The topic is extremely controversial, and even experts are not able to agree whether sexual addiction is a true addiction, with two researchers publishing in 1998 an article entitled 'Sexual addiction: many conceptions, minimal data'.
Dr. Erick Janssen, the Director of Education and Research Training at The Kinsey Institute, explained in an email that there is no accepted definition for the term.
"We do not have a generally accepted definition of 'sex addiction.' It was originally approached as involving some kind of 'inability to adequately control sexual behaviour,' but this is, as you can tell, not a very objective definition," CBS News quoted him as writing.
"According to some, sexual addiction seems in the eye of the beholder, or in the eyes of his or her therapist," he stated.
Mavis Humes Baird, an addictions treatment specialist, is convinced that sexual addiction is a true disorder because people are in the throws of an impulse they can't control, and that there are underlying changes in the brain that cannot be addressed by psychotherapy alone.
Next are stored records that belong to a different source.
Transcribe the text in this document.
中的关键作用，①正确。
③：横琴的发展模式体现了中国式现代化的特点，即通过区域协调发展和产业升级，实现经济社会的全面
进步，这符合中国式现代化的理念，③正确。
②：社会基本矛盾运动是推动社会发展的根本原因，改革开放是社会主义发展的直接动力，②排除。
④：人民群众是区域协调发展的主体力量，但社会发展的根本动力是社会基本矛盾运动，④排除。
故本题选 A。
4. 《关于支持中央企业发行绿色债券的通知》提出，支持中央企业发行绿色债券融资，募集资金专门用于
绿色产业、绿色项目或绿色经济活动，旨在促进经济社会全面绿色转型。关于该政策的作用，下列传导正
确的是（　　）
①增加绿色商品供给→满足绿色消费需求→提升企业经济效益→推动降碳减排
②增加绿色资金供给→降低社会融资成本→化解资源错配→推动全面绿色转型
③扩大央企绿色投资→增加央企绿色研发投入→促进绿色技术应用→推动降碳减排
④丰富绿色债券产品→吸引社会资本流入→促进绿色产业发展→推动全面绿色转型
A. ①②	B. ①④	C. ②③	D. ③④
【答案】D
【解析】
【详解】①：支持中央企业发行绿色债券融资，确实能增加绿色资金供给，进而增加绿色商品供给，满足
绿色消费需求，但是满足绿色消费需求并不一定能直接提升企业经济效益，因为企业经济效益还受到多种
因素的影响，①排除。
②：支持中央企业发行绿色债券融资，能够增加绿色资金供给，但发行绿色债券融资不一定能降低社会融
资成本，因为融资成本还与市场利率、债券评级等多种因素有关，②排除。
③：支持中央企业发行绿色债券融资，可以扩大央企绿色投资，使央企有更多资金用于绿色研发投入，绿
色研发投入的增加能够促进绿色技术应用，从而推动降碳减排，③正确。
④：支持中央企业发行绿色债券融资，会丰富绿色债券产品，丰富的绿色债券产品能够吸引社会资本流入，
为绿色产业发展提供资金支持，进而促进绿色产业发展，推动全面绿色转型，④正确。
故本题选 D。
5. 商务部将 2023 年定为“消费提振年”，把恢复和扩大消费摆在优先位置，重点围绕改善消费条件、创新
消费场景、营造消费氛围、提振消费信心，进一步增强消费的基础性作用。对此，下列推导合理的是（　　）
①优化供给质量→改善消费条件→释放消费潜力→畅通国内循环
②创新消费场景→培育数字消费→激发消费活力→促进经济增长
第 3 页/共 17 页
"For example, if one of the partners in a couple is having affairs and they're not a sex addict, marriage counselling or family therapy is very effective. But if they're a sex addict, all the therapy in the world getting at problems in the relationship won't touch the addiction," she said.
"One of the primary referral sources for sex addiction is couples counsellors who have been doing attachment work with couples for years with the addiction going on unaffected and sometimes kept secret for all those years.
"You can't treat the sex problems between the partners until the addiction is treated. And that's done by a combination of specific treatment protocols, and 12-step program involvement, and sometimes medication," she said.
But Baird also said that it is not listed in the current version of the Diagnostic and Statistical Manual of Mental Disorders (DSM-IV), and that there's a struggle about whether it will be included in the next edition.
Dr. Herbert Kleber, a professor of Psychiatry at Columbia University Medical Center, where he is the Director of the Division on Substance Abuse, has provided another view.
"Is it an addiction? I'm convinced gambling is an addiction but am agnostic about sexual addiction. Once you let one of them in the door do you let in shopaholics, kleptomaniacs, etcetera? Where do you draw the line?" he said.
Dr. Janssen agrees with Dr. Kleber's scepticism-on there not being prevalent statistics on sexual addiction.
"There are no reliable prevalence statistics on sexual addiction. That is, it has not been measured in representative samples of men and women. A few studies in non-representative samples have concluded that it could involve 5-10 percent of the adult population," he said.
"Most sex researchers prefer to not use that term, instead relying on terms like 'sexual compulsivity' or 'sexual impulsivity' to reflect people's experiences and actual behaviours," he added.